Unfortunately for us, when the work was completed and we went through the UPS startup procedure, two things happened. First, we discovered that the Input breaker had tripped some time between when we shut the UPS down and opened the doors to start it back up. We (actually the WWU Facilities electricians, I was just shoulder surfing at this point) flipped the breaker to the On position, which gave the datacenter a transient power flicker on the order of 50ms-100ms, which didn't bring anything down. Second, when we got to the part of the startup procedure that says 'tell the UPS to turn on,' it failed with an error to the effect of, "incorrect phase rotation, startup aborted." This caused the electricians some great concern, and they went about validating their wiring.

Which tested out fine. The phases well and truely are wired in correctly. They have very high confidence in this. Which leaves something in the UPS being wonky. So they call the UPS vendor, who ends up sending a technician up from Seattle to look things over. He should be here any time now. Meanwhile, we've been on naked utility power since 7am this morning.
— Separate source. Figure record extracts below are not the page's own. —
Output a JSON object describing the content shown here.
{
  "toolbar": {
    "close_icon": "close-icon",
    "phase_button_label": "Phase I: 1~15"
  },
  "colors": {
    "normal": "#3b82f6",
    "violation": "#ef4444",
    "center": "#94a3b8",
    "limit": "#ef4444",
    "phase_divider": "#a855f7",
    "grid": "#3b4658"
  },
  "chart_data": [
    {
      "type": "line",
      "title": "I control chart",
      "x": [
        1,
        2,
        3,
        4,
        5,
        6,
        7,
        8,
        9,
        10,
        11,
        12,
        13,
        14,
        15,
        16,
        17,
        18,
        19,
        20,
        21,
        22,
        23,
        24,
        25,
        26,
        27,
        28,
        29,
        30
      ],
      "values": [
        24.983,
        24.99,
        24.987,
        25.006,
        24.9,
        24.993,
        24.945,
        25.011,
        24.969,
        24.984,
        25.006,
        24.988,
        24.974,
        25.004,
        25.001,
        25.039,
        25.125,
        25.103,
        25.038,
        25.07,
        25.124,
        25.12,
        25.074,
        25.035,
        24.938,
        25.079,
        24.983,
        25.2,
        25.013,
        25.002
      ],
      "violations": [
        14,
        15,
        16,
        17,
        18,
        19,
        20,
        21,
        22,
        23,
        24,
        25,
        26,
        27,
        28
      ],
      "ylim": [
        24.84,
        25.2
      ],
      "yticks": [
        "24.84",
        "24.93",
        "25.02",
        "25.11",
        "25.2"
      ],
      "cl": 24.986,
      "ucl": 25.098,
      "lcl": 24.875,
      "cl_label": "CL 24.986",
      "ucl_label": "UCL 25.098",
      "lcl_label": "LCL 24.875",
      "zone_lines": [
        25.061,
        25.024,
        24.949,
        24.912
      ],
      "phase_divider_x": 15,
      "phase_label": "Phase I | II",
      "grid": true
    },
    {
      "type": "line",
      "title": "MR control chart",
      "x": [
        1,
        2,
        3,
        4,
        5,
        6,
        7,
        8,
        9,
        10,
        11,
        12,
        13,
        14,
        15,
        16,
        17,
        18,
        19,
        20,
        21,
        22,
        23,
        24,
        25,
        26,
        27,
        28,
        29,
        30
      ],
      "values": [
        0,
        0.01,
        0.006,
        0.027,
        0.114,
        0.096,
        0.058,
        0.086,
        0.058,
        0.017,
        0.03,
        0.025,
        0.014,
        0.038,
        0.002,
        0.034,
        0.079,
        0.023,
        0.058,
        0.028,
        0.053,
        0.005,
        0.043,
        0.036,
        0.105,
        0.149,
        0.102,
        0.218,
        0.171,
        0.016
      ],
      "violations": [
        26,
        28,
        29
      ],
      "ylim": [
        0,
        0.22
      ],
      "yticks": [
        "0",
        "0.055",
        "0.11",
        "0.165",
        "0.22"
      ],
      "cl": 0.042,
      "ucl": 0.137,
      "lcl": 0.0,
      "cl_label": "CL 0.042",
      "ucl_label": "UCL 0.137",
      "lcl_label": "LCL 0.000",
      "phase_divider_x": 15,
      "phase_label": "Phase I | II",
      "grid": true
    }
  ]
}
The electricians are very concerned about that Input breaker tripping. This is a 50KVA 3-phase UPS, and when those short out the arc it generates is more accurately described as an explosion. The breaker caught it, as it should, but it shows a highly energetic event was avoided. They do not have confidence that we can bring the UPS up without a blip in power to the main load. If not a full on surge if it fails the wrong way.

The decision was made to prepare for shutting the whole machine room down. This is not a decision made lightly, this is the week before finals so uptime is even more critical right now. This decision will have to be made by the Vice Provost or the President, and we haven't had word yet what they've decided. We hear they're considering the full shutdown to start at 1am. We're still planning for it.

This would mark the first time since the datacenter went production back in 2000 that we've had to gracefully shut the whole thing down. The closest we've come was last September when we had to shutdown the EVA3000 in order to upgrade it to an EVA6100, and all servers connected to it had to be shut down. We're guessing that it'll take 45 minutes to get everything down, and close to 90 minutes to bring it all up in the correct order. When the room is down is when the electricians will attempt to restart the UPS.

This is an all-hands thing, and we'll have to get in contact with the University parties that have servers in there so they can either shutdown for the night, or be here to shut down in person. We've designated a pair of admins to sleep through the event so they can be fresh for the morning disasters while the rest of us sleep in.

Of course, the powers-that-be may decide to risk another UPS restart with load. Who knows.

Once a decision has been made about what to do, I'm fairly certain an all-points email will go out if we decide the full shutdown is needed. This is why we get paid the big money.

EDIT: It is official. We're taking everything down starting at 1am tonight.